Una conferma a tale interpretazione è data anche dal fatto che, in materia di IMU, l’art. 4, comma 12 quinquies del d.l. n. 16/2012 ha previsto una deroga circa il profilo soggettivo del tributo, al fine: di consentire l’applicazione dello stesso al coniuge assegnatario; inoltre, in tema di benefici prima casa, la Corte di Cassazione (con sent. n. 3753/2014) ha statuito che, non costituendo rassegnazione della casa coniugale un trasferimento di diritti reali, essa non ne comporta la revoca.

Pertanto, la rinuncia al diritto di abitazione non comporta una riespansione del diritto di piena proprietà come nel caso di rinuncia al diritto di usufrutto, essendo i relativi diritti di proprietà già pieni, ma consente soltanto la commerciabilità dell’immobile.

A fini fiscali, pertanto, la rinuncia al diritto di abitazione deve essere pertanto ricondotta a “tutti quegli atti, documenti e provvedimenti relativi al procedimento di scioglimento del matrimonio o cessazione degli effetti civili del matrimonio nonché ai procedimenti esecutivi e cautelari diretti ad ottenere la corresponsione a revisione degli assegni di cui all’art. 5 e 6 della L. 1 dicembre 1970 n. 898 che sono esenti dall’imposta di bollo, di registro e da ogni altra tassa”.

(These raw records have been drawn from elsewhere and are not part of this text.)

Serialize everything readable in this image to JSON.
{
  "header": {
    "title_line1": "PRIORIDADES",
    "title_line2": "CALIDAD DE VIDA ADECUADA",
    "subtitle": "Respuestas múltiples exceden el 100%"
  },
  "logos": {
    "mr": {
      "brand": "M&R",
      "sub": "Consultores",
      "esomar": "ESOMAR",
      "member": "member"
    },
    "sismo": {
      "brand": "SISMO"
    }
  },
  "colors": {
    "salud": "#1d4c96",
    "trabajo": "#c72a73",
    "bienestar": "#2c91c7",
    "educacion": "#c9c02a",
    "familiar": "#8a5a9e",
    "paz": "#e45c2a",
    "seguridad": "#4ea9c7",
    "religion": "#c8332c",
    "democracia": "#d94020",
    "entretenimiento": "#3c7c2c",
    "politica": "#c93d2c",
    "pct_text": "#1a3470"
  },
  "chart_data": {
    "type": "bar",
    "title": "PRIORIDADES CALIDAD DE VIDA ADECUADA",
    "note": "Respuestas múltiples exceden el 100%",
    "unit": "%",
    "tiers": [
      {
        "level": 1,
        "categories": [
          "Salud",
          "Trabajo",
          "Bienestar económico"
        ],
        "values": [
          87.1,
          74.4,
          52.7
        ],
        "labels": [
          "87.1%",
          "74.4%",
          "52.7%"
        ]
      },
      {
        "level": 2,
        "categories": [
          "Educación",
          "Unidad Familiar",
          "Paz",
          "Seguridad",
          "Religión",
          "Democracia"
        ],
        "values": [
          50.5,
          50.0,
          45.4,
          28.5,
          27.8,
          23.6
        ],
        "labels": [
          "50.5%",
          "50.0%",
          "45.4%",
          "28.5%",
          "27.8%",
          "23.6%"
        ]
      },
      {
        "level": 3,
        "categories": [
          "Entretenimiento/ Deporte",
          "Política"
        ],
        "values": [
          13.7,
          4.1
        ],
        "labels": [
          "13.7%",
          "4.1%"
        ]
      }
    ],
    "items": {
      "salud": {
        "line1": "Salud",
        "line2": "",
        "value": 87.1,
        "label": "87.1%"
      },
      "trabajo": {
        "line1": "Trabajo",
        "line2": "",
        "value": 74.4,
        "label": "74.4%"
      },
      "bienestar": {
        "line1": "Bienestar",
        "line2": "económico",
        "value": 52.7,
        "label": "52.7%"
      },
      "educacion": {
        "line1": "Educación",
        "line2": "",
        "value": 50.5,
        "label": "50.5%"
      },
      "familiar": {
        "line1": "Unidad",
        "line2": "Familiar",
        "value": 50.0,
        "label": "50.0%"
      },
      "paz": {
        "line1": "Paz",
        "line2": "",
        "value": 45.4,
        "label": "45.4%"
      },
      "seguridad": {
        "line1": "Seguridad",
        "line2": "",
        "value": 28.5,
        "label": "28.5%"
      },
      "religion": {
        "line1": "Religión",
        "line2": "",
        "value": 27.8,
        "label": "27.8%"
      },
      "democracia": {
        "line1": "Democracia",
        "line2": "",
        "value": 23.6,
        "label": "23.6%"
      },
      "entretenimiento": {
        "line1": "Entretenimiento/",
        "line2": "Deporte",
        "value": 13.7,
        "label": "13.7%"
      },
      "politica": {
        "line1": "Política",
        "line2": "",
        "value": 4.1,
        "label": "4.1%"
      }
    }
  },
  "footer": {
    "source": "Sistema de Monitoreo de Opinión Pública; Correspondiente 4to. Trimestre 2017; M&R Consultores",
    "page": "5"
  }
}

Sul punto, la stessa Agenzia delle Entrate ha confermato, con circolare n. 2/E del 2014) che “tali disposizioni di favore si riferiscono a tutti gli atti, documenti e provvedimenti che i coniugi pongono in essere nell‘intento di regolare i rapporti giuridici ed economici relativi al procedimento di scioglimento del matrimonio o di cessazione degli effetti civili dello stesso“.

Con riguardo alle spese, ove si consideri che la disciplina, applicabile ai processi in corso a decorrere dal 1° gennaio 2016, di cui ai nuovo testo dell’art., 15, comma 2, d.lgs. 546/1992 (come modificato dall’art, 9, comma 1, lett. f) d.lgs. 156/2015), stabilisce che “le spese di giudizio possono essere compensate in tutto o in parte dalla commissione tributaria soltanto in caso di soccombenza recìproca o qualora sussistano gravi ed eccezionali ragioni che devono essere espressamente motivate”, si ritengono, nel caso di specie, sussistenti le predette circostanze, in ragione della particolare complessità della materia.

P.Q.M.

la Commissione rigetta l’appello. Spese compensate.